The Friar, though, is perhaps the greatest failure of the film. I hoped to be amazed when they included him at the tomb, something most adaptations refuse to tackle, but found myself left unsatisfied. Instead of the Friar abandoning Juliet to her fate, this Friar begs her to join him, and when she won’t, tells Juliet he will hold of the guards until she’s said her goodbye to Romeo. When the Friar returns, escorted by the guard, he looks horrified to find that Juliet killed herself. This is such a fundamental deviation in the Friar’s established character that it changes the entire film. The Friar was a coward in the play; he left Juliet to her fate in order to save himself, and was then caught by the guard. He knew Juliet would kill herself, and left her to it. To make him a naïve hero in this film was a grave misstep. Consequently, the error is inconsistent with the movie as a whole.
Furthermore, while the older actors in the film did a fine job even if their lines were misguided, the younger actors, particularly those playing Romeo and Juliet, did not appear to fully understand the depth of their characters.
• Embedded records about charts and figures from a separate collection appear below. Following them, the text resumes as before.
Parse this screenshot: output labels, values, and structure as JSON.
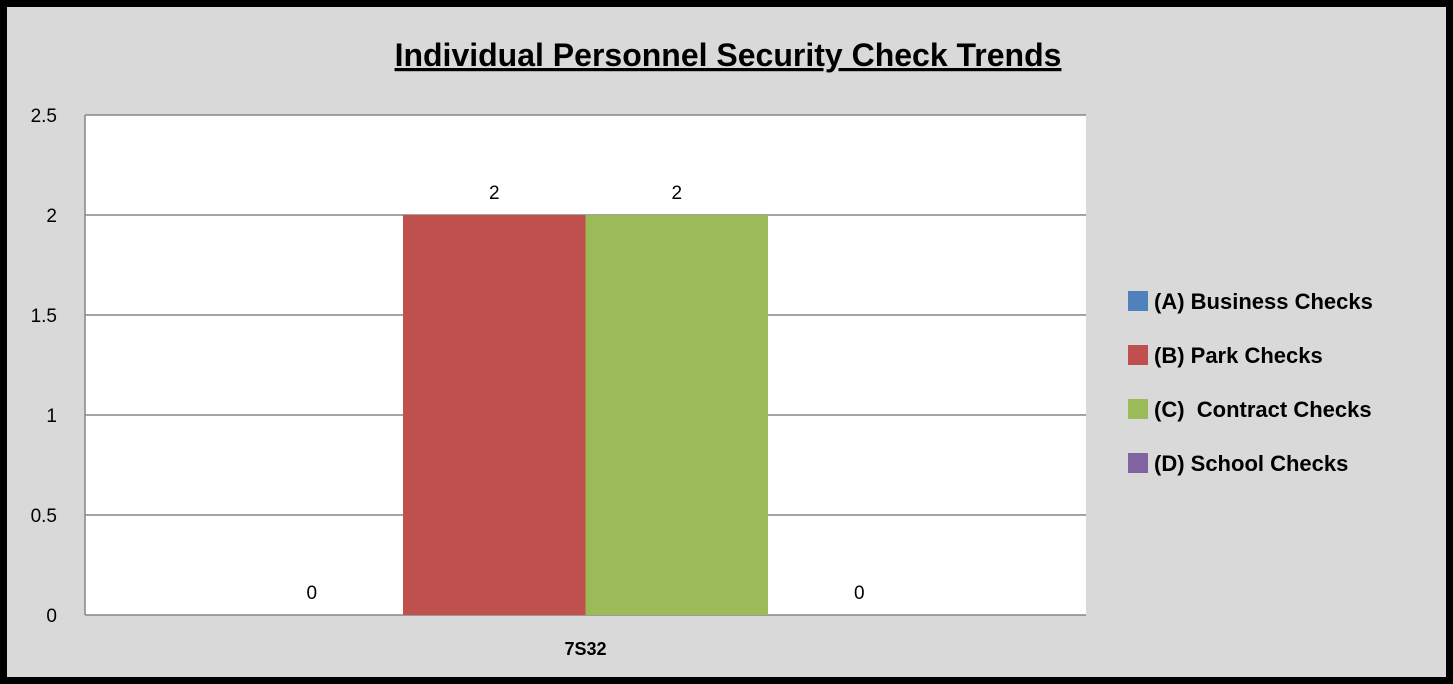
{
  "chart_data": {
    "type": "bar",
    "title": "Individual Personnel Security Check Trends",
    "categories": [
      "7S32"
    ],
    "series": [
      {
        "name": "(A) Business Checks",
        "values": [
          0
        ],
        "color": "#4f81bd",
        "data_label": "0"
      },
      {
        "name": "(B) Park Checks",
        "values": [
          2
        ],
        "color": "#c0504d",
        "data_label": "2"
      },
      {
        "name": "(C)  Contract Checks",
        "values": [
          2
        ],
        "color": "#9bbb59",
        "data_label": "2"
      },
      {
        "name": "(D) School Checks",
        "values": [
          0
        ],
        "color": "#8064a2",
        "data_label": "0"
      }
    ],
    "ylim": [
      0,
      2.5
    ],
    "yticks": [
      "0",
      "0.5",
      "1",
      "1.5",
      "2",
      "2.5"
    ],
    "grid": true,
    "legend_position": "right"
  }
}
In fact, it was quite apparent that the actors in the film were doing just that, acting. I didn’t believe for a minute that I watched dynamic, living characters on the screen. There was no hint of magnetism between Romeo and Juliet, nor any loyalty between Mercutio and Romeo. The two most powerful relationships in the play were reduced to the equivalent of a table reading—dispassionate, uninspired, and flat.
Honestly, I have to wonder if the director and producers understood the timeless themes of the play at all. They cheapened a play that, I feel, encapsulates humanity’s greatest weaknesses and strengths when it comes to both love and lust. They reduced it to a fast-paced, fancy, made-for-TV movie without a hint of profundity.
I have no problem with artists adapting The Tragedy of Romeo and Juliet as long as the core of the play remains intact. However, once characters start behaving radically different, once dialogue is mindlessly tossed in, and once themes are ignored or trampled over, it ceases to be an adaption and instead becomes a travesty, no matter how pretty it is.